The LSI chips are not RAID controllers, just SAS HBAs. You would need to use some sort of software RAID on top of it (potentially unRAID, maybe TrueNAS SCALE, or roll your own ZFS setup).
 

Dave Corder

Active Member
Dec 21, 2015
296
192
43
41
Hi @Dave Corder!
Really intrigued about your work with this card!
Wondering if there was any progress or updates?
Wish I had something to report, but life has been hectic and this little experiment has been back-burnered for a while. I will definitely post in this thread if/when I have any updates.
 

R30730

New Member
Aug 20, 2020
12
6
3
Wish I had something to report, but life has been hectic and this little experiment has been back-burnered for a while. I will definitely post in this thread if/when I have any updates.
thanks for the update! Will stay tuned!
 

richx

New Member
May 1, 2023
1
3
3
Some notes from playing with a couple of these cards. Each card pulled 37W at idle and the LSI chips run hot, I wouldn’t run them without a near fan in any long term solution.

Manually ran following sequence of commands from posted ddn-hostboot.sh script (lspci -nn shows this particular system has the LSI chips at 0000:05:00.0 and 0000:06:00.0):
Code:
# echo 16 > /proc/sys/vm/nr_hugepages
# rmmod mpt3sas
# ./lsirec 0000:05:00.0 unbind
# ./lsirec 0000:05:00.0 halt
# ./lsirec 0000:05:00.0 hostboot ./9205-8e.bin
# ./lsirec 0000:06:00.0 unbind
# ./lsirec 0000:06:00.0 halt
# ./lsirec 0000:06:00.0 hostboot ./9205-8e.bin
# modprobe mpt3sas
In BIOS/UEFI, had to disable VT-d/IOMMU to solve lsirec hostboot command failing with “IOC failed to become ready”, which kind of sucks.

The external SAS ports appeared to work fine with a 1 meter SFF-8644 to 4X SFF-8482 cable testing both SATA and SAS drives. However, the rear SAS LEDs didn’t light up.

Spent much more time on the networking side, looks like a Mellanox ConnectX-3 MCX353A-QCBT, 40Gb Infiniband (IB) and 10Gb Ethernet (10GbE). Ethernet over IB kernel module can be used to get faster than 10Gb speed, but with higher CPU usage and slower than native, modprobe ib_ipoib is needed to see Ethernet device.

Found out that a QSFP+ to SFP+ splitter cable does not work with the Mellanox ConnectX-3, so no 4x 10GbE, only one of the SFP+ ends was active.

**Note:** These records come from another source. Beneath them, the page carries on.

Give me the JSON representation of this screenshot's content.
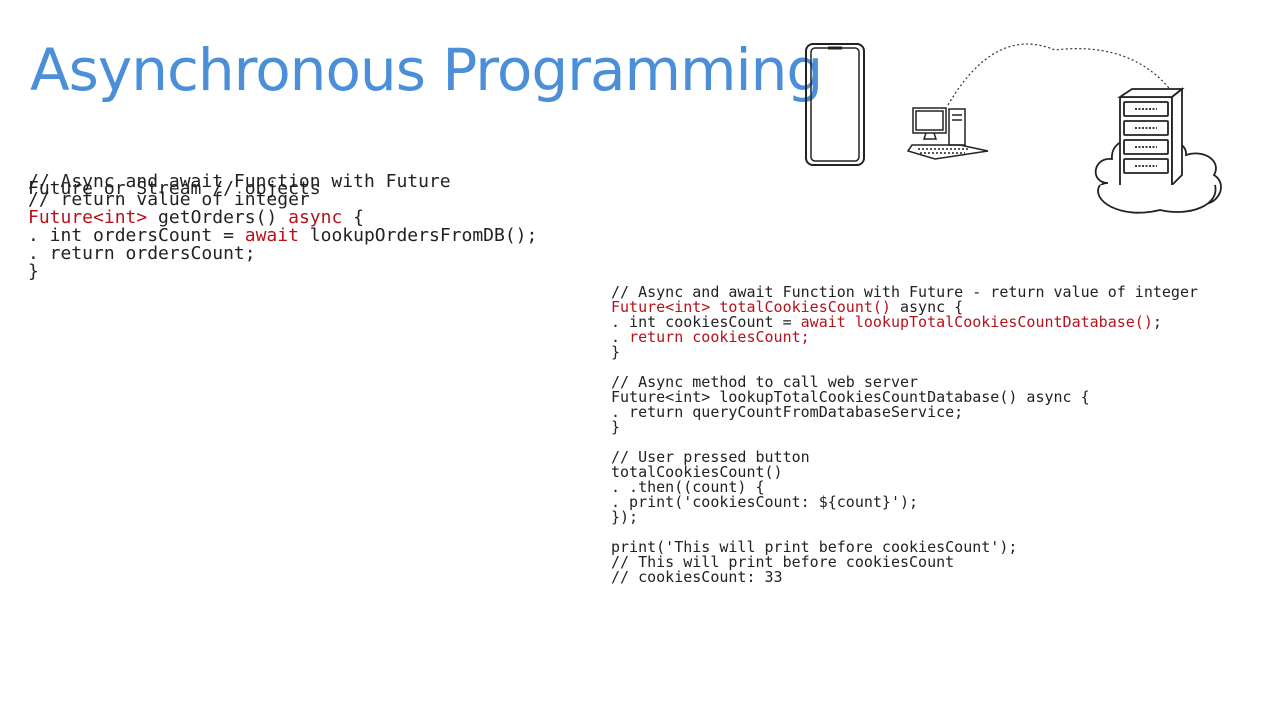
{
  "title": "Asynchronous Programming",
  "colors": {
    "title": "#4a8fd8",
    "keyword": "#b5121b",
    "text": "#222222"
  },
  "left_code": {
    "subtitle": "Future or Stream // objects",
    "lines": [
      [
        {
          "t": "// Async and await Function with Future"
        }
      ],
      [
        {
          "t": "// return value of integer"
        }
      ],
      [
        {
          "t": "Future<int>",
          "k": 1
        },
        {
          "t": " getOrders() "
        },
        {
          "t": "async",
          "k": 1
        },
        {
          "t": " {"
        }
      ],
      [
        {
          "t": ". int ordersCount = "
        },
        {
          "t": "await",
          "k": 1
        },
        {
          "t": " lookupOrdersFromDB();"
        }
      ],
      [
        {
          "t": ". return ordersCount;"
        }
      ],
      [
        {
          "t": "}"
        }
      ]
    ]
  },
  "right_code": {
    "lines": [
      [
        {
          "t": "// Async and await Function with Future - return value of integer"
        }
      ],
      [
        {
          "t": "Future<int>",
          "k": 1
        },
        {
          "t": " "
        },
        {
          "t": "totalCookiesCount()",
          "k": 1
        },
        {
          "t": " async {"
        }
      ],
      [
        {
          "t": ". int cookiesCount = "
        },
        {
          "t": "await lookupTotalCookiesCountDatabase()",
          "k": 1
        },
        {
          "t": ";"
        }
      ],
      [
        {
          "t": ". "
        },
        {
          "t": "return cookiesCount;",
          "k": 1
        }
      ],
      [
        {
          "t": "}"
        }
      ],
      [
        {
          "t": ""
        }
      ],
      [
        {
          "t": "// Async method to call web server"
        }
      ],
      [
        {
          "t": "Future<int> lookupTotalCookiesCountDatabase() async {"
        }
      ],
      [
        {
          "t": ". return queryCountFromDatabaseService;"
        }
      ],
      [
        {
          "t": "}"
        }
      ],
      [
        {
          "t": ""
        }
      ],
      [
        {
          "t": "// User pressed button"
        }
      ],
      [
        {
          "t": "totalCookiesCount()"
        }
      ],
      [
        {
          "t": ". .then((count) {"
        }
      ],
      [
        {
          "t": ". print('cookiesCount: ${count}');"
        }
      ],
      [
        {
          "t": "});"
        }
      ],
      [
        {
          "t": ""
        }
      ],
      [
        {
          "t": "print('This will print before cookiesCount');"
        }
      ],
      [
        {
          "t": "// This will print before cookiesCount"
        }
      ],
      [
        {
          "t": "// cookiesCount: 33"
        }
      ]
    ]
  },
  "illustration": {
    "icons": [
      "smartphone-icon",
      "desktop-computer-icon",
      "cloud-server-icon",
      "dotted-arc-connection"
    ]
  }
}
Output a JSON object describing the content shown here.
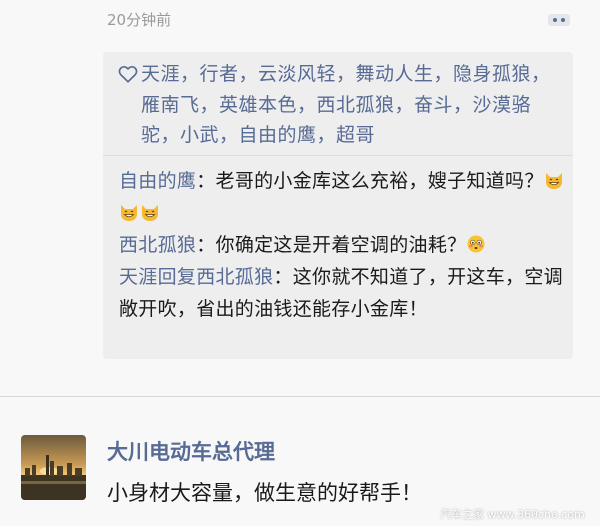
{
  "post_meta": {
    "timestamp": "20分钟前"
  },
  "likes": {
    "names": "天涯，行者，云淡风轻，舞动人生，隐身孤狼，雁南飞，英雄本色，西北孤狼，奋斗，沙漠骆驼，小武，自由的鹰，超哥"
  },
  "comments": [
    {
      "author": "自由的鹰",
      "separator": "：",
      "text": "老哥的小金库这么充裕，嫂子知道吗？",
      "emojis": [
        "grinning-cat-emoji",
        "grinning-cat-emoji",
        "grinning-cat-emoji"
      ]
    },
    {
      "author": "西北孤狼",
      "separator": "：",
      "text": "你确定这是开着空调的油耗？",
      "emojis": [
        "flushed-face-emoji"
      ]
    },
    {
      "author": "天涯回复西北孤狼",
      "separator": "：",
      "text": "这你就不知道了，开这车，空调敞开吹，省出的油钱还能存小金库！",
      "emojis": []
    }
  ],
  "next_post": {
    "author": "大川电动车总代理",
    "text": "小身材大容量，做生意的好帮手！"
  },
  "watermark": "汽车之家 www.360che.com",
  "colors": {
    "link_blue": "#576b95",
    "background": "#f8f8f8",
    "comment_box": "#eeeeee",
    "timestamp_gray": "#9a9a9a"
  }
}
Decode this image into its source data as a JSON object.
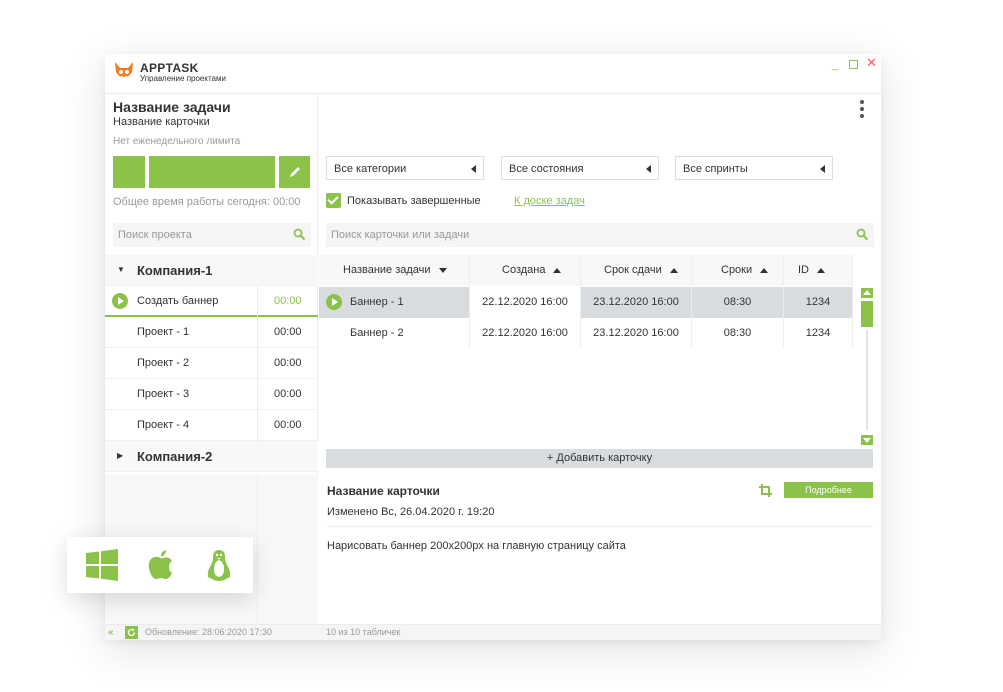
{
  "app": {
    "name": "APPTASK",
    "subtitle": "Управление проектами"
  },
  "left": {
    "task_title": "Название задачи",
    "card_title": "Название карточки",
    "limit_note": "Нет еженедельного лимита",
    "worktime": "Общее время работы сегодня: 00:00",
    "search_placeholder": "Поиск проекта"
  },
  "tree": {
    "company1": "Компания-1",
    "items": [
      {
        "label": "Создать баннер",
        "time": "00:00"
      },
      {
        "label": "Проект - 1",
        "time": "00:00"
      },
      {
        "label": "Проект - 2",
        "time": "00:00"
      },
      {
        "label": "Проект - 3",
        "time": "00:00"
      },
      {
        "label": "Проект - 4",
        "time": "00:00"
      }
    ],
    "company2": "Компания-2"
  },
  "filters": {
    "categories": "Все категории",
    "states": "Все состояния",
    "sprints": "Все спринты",
    "show_completed": "Показывать завершенные",
    "board_link": "К доске задач",
    "search_placeholder": "Поиск карточки или задачи"
  },
  "table": {
    "headers": [
      "Название задачи",
      "Создана",
      "Срок сдачи",
      "Сроки",
      "ID"
    ],
    "rows": [
      [
        "Баннер - 1",
        "22.12.2020 16:00",
        "23.12.2020 16:00",
        "08:30",
        "1234"
      ],
      [
        "Баннер - 2",
        "22.12.2020 16:00",
        "23.12.2020 16:00",
        "08:30",
        "1234"
      ]
    ],
    "add_card": "+ Добавить карточку"
  },
  "detail": {
    "title": "Название карточки",
    "more_button": "Подробнее",
    "modified": "Изменено Вс, 26.04.2020 г. 19:20",
    "body": "Нарисовать баннер 200x200px на главную страницу сайта"
  },
  "status": {
    "update": "Обновление: 28:06:2020 17:30",
    "count": "10 из 10 табличек"
  },
  "colors": {
    "accent": "#8bc34a",
    "selected_row": "#d9dcdf",
    "close": "#ff5a5a"
  },
  "icons": [
    "windows-icon",
    "apple-icon",
    "linux-icon",
    "pencil-icon",
    "search-icon",
    "crop-icon",
    "refresh-icon"
  ]
}
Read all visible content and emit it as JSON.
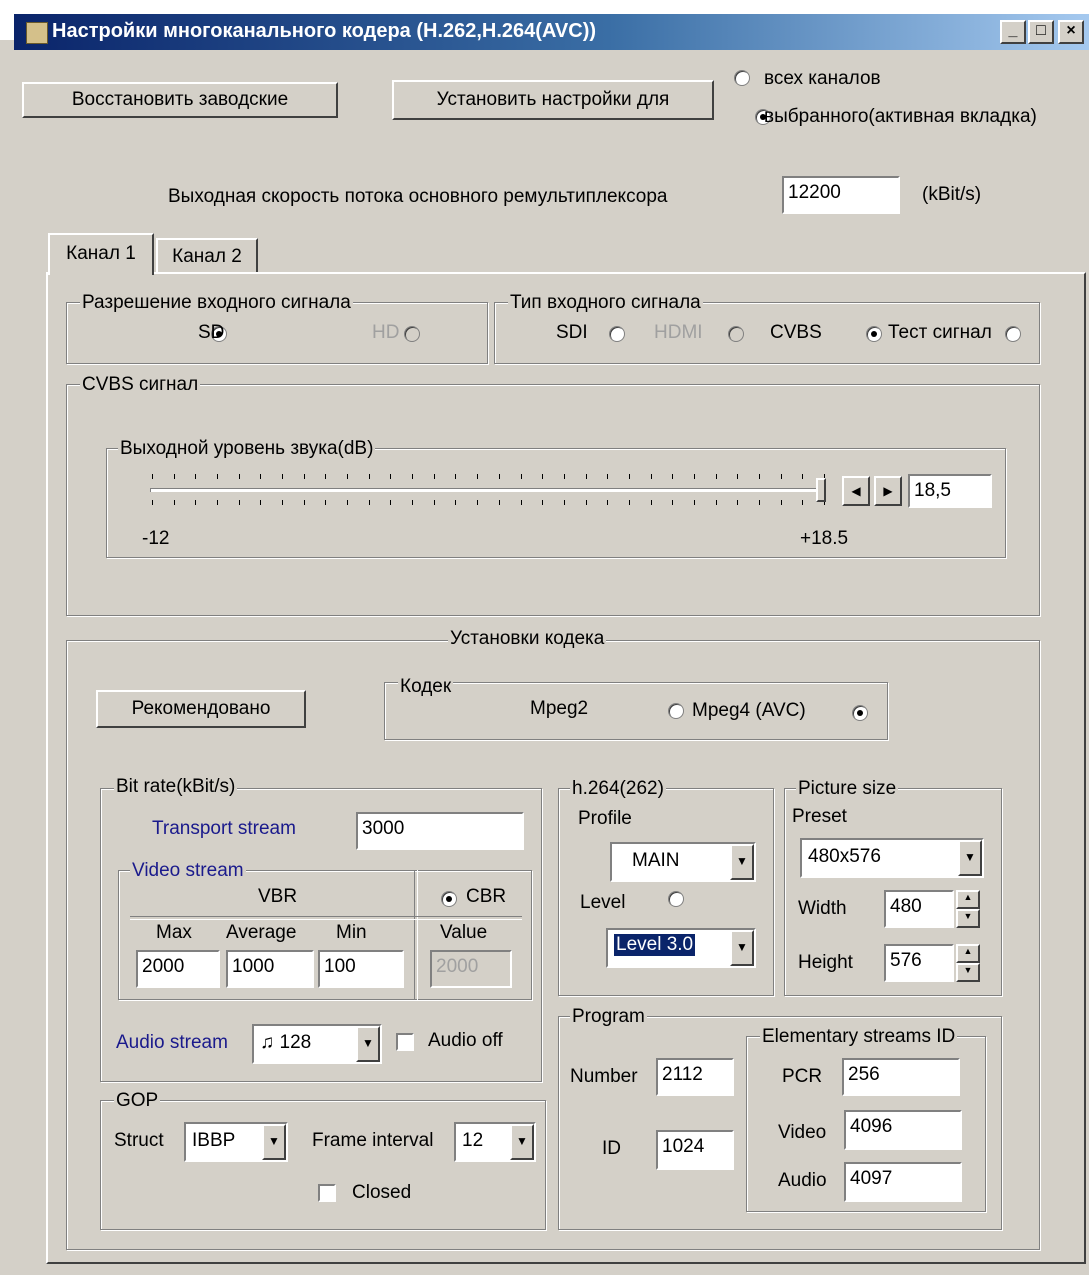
{
  "window": {
    "title": "Настройки многоканального  кодера (H.262,H.264(AVC))"
  },
  "top": {
    "restore_label": "Восстановить заводские",
    "apply_label": "Установить настройки для",
    "apply_scope": [
      {
        "label": "всех каналов",
        "selected": false
      },
      {
        "label": "выбранного(активная вкладка)",
        "selected": true
      }
    ],
    "mux_rate_label": "Выходная скорость потока  основного ремультиплексора",
    "mux_rate_value": "12200",
    "mux_rate_unit": "(kBit/s)"
  },
  "tabs": [
    {
      "label": "Канал 1",
      "active": true
    },
    {
      "label": "Канал 2",
      "active": false
    }
  ],
  "resolution": {
    "title": "Разрешение входного сигнала",
    "options": [
      {
        "label": "SD",
        "selected": true,
        "enabled": true
      },
      {
        "label": "HD",
        "selected": false,
        "enabled": false
      }
    ]
  },
  "signal_type": {
    "title": "Тип входного сигнала",
    "options": [
      {
        "label": "SDI",
        "selected": false,
        "enabled": true
      },
      {
        "label": "HDMI",
        "selected": false,
        "enabled": false
      },
      {
        "label": "CVBS",
        "selected": true,
        "enabled": true
      },
      {
        "label": "Тест сигнал",
        "selected": false,
        "enabled": true
      }
    ]
  },
  "cvbs": {
    "title": "CVBS сигнал",
    "audio_level_title": "Выходной уровень звука(dB)",
    "min_label": "-12",
    "max_label": "+18.5",
    "value": "18,5",
    "level_fraction": 1.0
  },
  "codec_settings": {
    "title": "Установки кодека",
    "recommended_label": "Рекомендовано",
    "codec_title": "Кодек",
    "codec_options": [
      {
        "label": "Mpeg2",
        "selected": false
      },
      {
        "label": "Mpeg4 (AVC)",
        "selected": true
      }
    ]
  },
  "bitrate": {
    "title": "Bit rate(kBit/s)",
    "transport_label": "Transport stream",
    "transport_value": "3000",
    "video_title": "Video stream",
    "vbr_label": "VBR",
    "cbr_label": "CBR",
    "max_label": "Max",
    "avg_label": "Average",
    "min_label": "Min",
    "value_label": "Value",
    "max_value": "2000",
    "avg_value": "1000",
    "min_value": "100",
    "cbr_value": "2000",
    "audio_label": "Audio stream",
    "audio_icon": "music-note-icon",
    "audio_value": "128",
    "audio_off_label": "Audio off"
  },
  "gop": {
    "title": "GOP",
    "struct_label": "Struct",
    "struct_value": "IBBP",
    "interval_label": "Frame interval",
    "interval_value": "12",
    "closed_label": "Closed"
  },
  "h264": {
    "title": "h.264(262)",
    "profile_label": "Profile",
    "profile_value": "MAIN",
    "level_label": "Level",
    "level_value": "Level 3.0"
  },
  "picture": {
    "title": "Picture size",
    "preset_label": "Preset",
    "preset_value": "480x576",
    "width_label": "Width",
    "width_value": "480",
    "height_label": "Height",
    "height_value": "576"
  },
  "program": {
    "title": "Program",
    "number_label": "Number",
    "number_value": "2112",
    "id_label": "ID",
    "id_value": "1024",
    "es_title": "Elementary streams ID",
    "pcr_label": "PCR",
    "pcr_value": "256",
    "video_label": "Video",
    "video_value": "4096",
    "audio_label": "Audio",
    "audio_value": "4097"
  }
}
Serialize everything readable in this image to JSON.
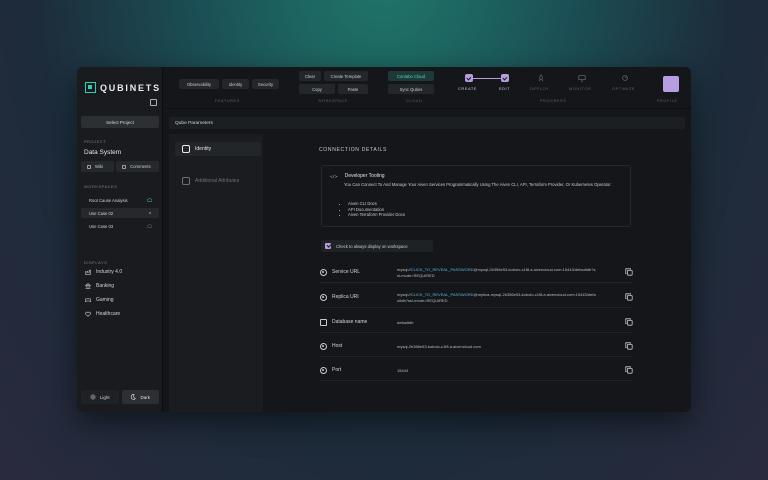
{
  "app": {
    "name": "QUBINETS"
  },
  "sidebar": {
    "select_project": "Select Project",
    "project_label": "PROJECT",
    "project_name": "Data System",
    "wiki": "Wiki",
    "comments": "Comments",
    "workspaces_label": "WORKSPACES",
    "workspaces": [
      {
        "label": "Root Cause Analysis",
        "status_icon": "cloud-icon",
        "status_color": "#2fd0b2"
      },
      {
        "label": "Use Case 02",
        "status_icon": "dot-icon",
        "status_color": "#e0525b"
      },
      {
        "label": "Use Case 03",
        "status_icon": "cloud-icon",
        "status_color": "#6b7176"
      }
    ],
    "displays_label": "DISPLAYS",
    "displays": [
      {
        "label": "Industry 4.0",
        "icon": "factory-icon"
      },
      {
        "label": "Banking",
        "icon": "bank-icon"
      },
      {
        "label": "Gaming",
        "icon": "gamepad-icon"
      },
      {
        "label": "Healthcare",
        "icon": "heart-icon"
      }
    ],
    "theme": {
      "light": "Light",
      "dark": "Dark"
    }
  },
  "topbar": {
    "features": [
      "Observability",
      "Identity",
      "Security"
    ],
    "features_label": "FEATURES",
    "workspace_actions": [
      "Clear",
      "Create Template",
      "Copy",
      "Paste"
    ],
    "workspace_label": "WORKSPACE",
    "cloud_actions": [
      "Contabo Cloud",
      "Sync Qubes"
    ],
    "cloud_label": "CLOUD",
    "progress_steps": [
      {
        "label": "CREATE",
        "done": true
      },
      {
        "label": "EDIT",
        "done": true
      },
      {
        "label": "DEPLOY",
        "done": false
      },
      {
        "label": "MONITOR",
        "done": false
      },
      {
        "label": "OPTIMIZE",
        "done": false
      }
    ],
    "progress_label": "PROGRESS",
    "profile_label": "PROFILE"
  },
  "main": {
    "header": "Qube Parameters",
    "tabs": [
      {
        "label": "Identity",
        "active": true
      },
      {
        "label": "Additional Attributes",
        "active": false
      }
    ],
    "connection_title": "CONNECTION DETAILS",
    "developer": {
      "title": "Developer Tooling",
      "code_icon": "</>",
      "description": "You Can Connect To And Manage Your Aiven Services Programmatically Using The Aiven CLI, API, Terraform Provider, Or Kubernetes Operator.",
      "links": [
        "Aiven CLI Docs",
        "API Documentation",
        "Aiven Terraform Provider Docs"
      ]
    },
    "display_toggle": "Check to always display on workspace",
    "rows": [
      {
        "label": "Service URL",
        "prefix": "mysql://",
        "highlight": "CLICK_TO_REVEAL_PASSWORD",
        "suffix": "@mysql-2b356e53-kobolo-c1f8.a.aivencloud.com:15443/defaultdb?ssl-mode=REQUIRED"
      },
      {
        "label": "Replica URI",
        "prefix": "mysql://",
        "highlight": "CLICK_TO_REVEAL_PASSWORD",
        "suffix": "@replica-mysql-2b356e53-kobolo-c1f8.a.aivencloud.com:15443/defaultdb?ssl-mode=REQUIRED"
      },
      {
        "label": "Database name",
        "prefix": "defaultdb",
        "highlight": "",
        "suffix": ""
      },
      {
        "label": "Host",
        "prefix": "mysql-2b356e53-kobolo-c1f8.a.aivencloud.com",
        "highlight": "",
        "suffix": ""
      },
      {
        "label": "Port",
        "prefix": "15443",
        "highlight": "",
        "suffix": ""
      }
    ]
  }
}
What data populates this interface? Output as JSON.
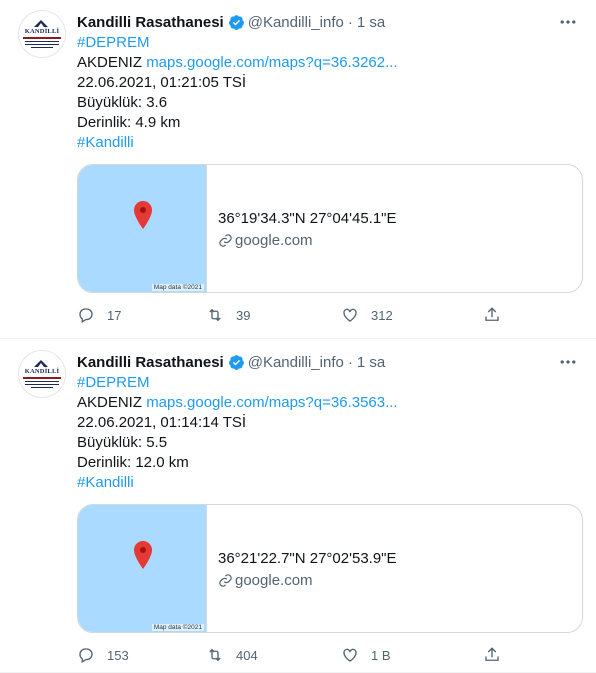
{
  "tweets": [
    {
      "author": "Kandilli Rasathanesi",
      "handle": "@Kandilli_info",
      "separator": "·",
      "time": "1 sa",
      "avatar": {
        "name": "KANDİLLİ",
        "verified": true
      },
      "hashtag_top": "#DEPREM",
      "region": "AKDENIZ",
      "map_link": "maps.google.com/maps?q=36.3262...",
      "datetime": "22.06.2021, 01:21:05 TSİ",
      "magnitude": "Büyüklük: 3.6",
      "depth": "Derinlik: 4.9 km",
      "hashtag_bottom": "#Kandilli",
      "card": {
        "coords": "36°19'34.3\"N 27°04'45.1\"E",
        "domain": "google.com",
        "map_data": "Map data ©2021"
      },
      "replies": "17",
      "retweets": "39",
      "likes": "312"
    },
    {
      "author": "Kandilli Rasathanesi",
      "handle": "@Kandilli_info",
      "separator": "·",
      "time": "1 sa",
      "avatar": {
        "name": "KANDİLLİ",
        "verified": true
      },
      "hashtag_top": "#DEPREM",
      "region": "AKDENIZ",
      "map_link": "maps.google.com/maps?q=36.3563...",
      "datetime": "22.06.2021, 01:14:14 TSİ",
      "magnitude": "Büyüklük: 5.5",
      "depth": "Derinlik: 12.0 km",
      "hashtag_bottom": "#Kandilli",
      "card": {
        "coords": "36°21'22.7\"N 27°02'53.9\"E",
        "domain": "google.com",
        "map_data": "Map data ©2021"
      },
      "replies": "153",
      "retweets": "404",
      "likes": "1 B"
    }
  ],
  "colors": {
    "link": "#1d9bf0",
    "muted": "#536471",
    "map": "#aadaff",
    "pin": "#e53935",
    "verified": "#1d9bf0"
  }
}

The two cards were connected with a 5 meter QSFP+ Twinax cable.

Mellanox is stuck at PCIe 2.0 speed as reported by kernel. Could be due to firmware INI setting (see below, didn’t try changing). The PCIe switch chip on card should support PCIe 3.0 but might have other reasons for limiting to 2.0.
Code:
mlx4_core 0000:04:00.0: 32.000 Gb/s available PCIe bandwidth, limited by 5.0 GT/s PCIe x8 link at 0000:03:00.0 (capable of 63.008 Gb/s with 8.0 GT/s PCIe x8 link)
Using IB, qperf -v 10.0.0.1 rc_bw performed close to 32Gb/s limit:
Code:
rc_bw:
    bw              =  3.28 GB/sec
    msg_rate        =    50 K/sec
    send_cost       =   103 ms/GB
    recv_cost       =   107 ms/GB
    send_cpus_used  =    34 % cpus
    recv_cpus_used  =    35 % cpus
With TCP/IP over IB using the IP over IB module, best I could get was ~2.83GB/sec (~24.4Gb/sec) using iperf2, but that depended on CPU/system tested, slower system side was only ~1.65GB/sec.

ibstat command is nice for quick stats, and ethtool -i to check ethernet speed, either with IP over IB or native Ethernet. Cards default to IB, switching the Mellanox from IB to Ethernet mode:
Code:
echo eth > /sys/bus/pci/devices/0000:04:00.0/mlx4_port1
The Mellanox cards have nice firmware tools available: GitHub - Mellanox/mstflint: Mstflint - an open source version of MFT (Mellanox Firmware Tools)
Rebuilding firmware BIN file with custom INI: GitHub - BeTeP-STH/mft-scripts: Mellanox firmware files and MFT related scripts

Plan was to try to get 40GbE working using latest 2.42.50xx FCBT firmware, but even with the 2.40.7000 10GbE QCBT firmware, the QSFP+ port link light would never come on and ibstat reported link down with any of official Mellanox firmwares, tried single port MCX353A and dual port MCX354A versions. Cards come with same 2.40.7000 firmware, but there must be some customization to the firmware for these.

The official firmware did add the FlexBoot BIOS. Official firmware query appeared to add the LINK_TYPE_P1 config option, but changing it never worked.
Code:
mstconfig -d 04:00.0 s LINK_TYPE_P1=ETH   ## "-E- Device doesn't support LINK_TYPE_P1 configuration"
Cards still appeared to run (without link) with the FCBT firmware with the following INI settings that run the Mellanox faster, looks like the chips are Rev 1 or A1 (Original INI has Name = DDN_SFA12K_A1):
Code:
core_f = 60
core_r = 14 
en_427_mhz = true
It would be nice to know why the card has a inactive QSFP+ port with any official firmwares. It does not appear to be INI related, tried changing different settings, except for obvious things like GPIO. Looks like original card INI should have worked.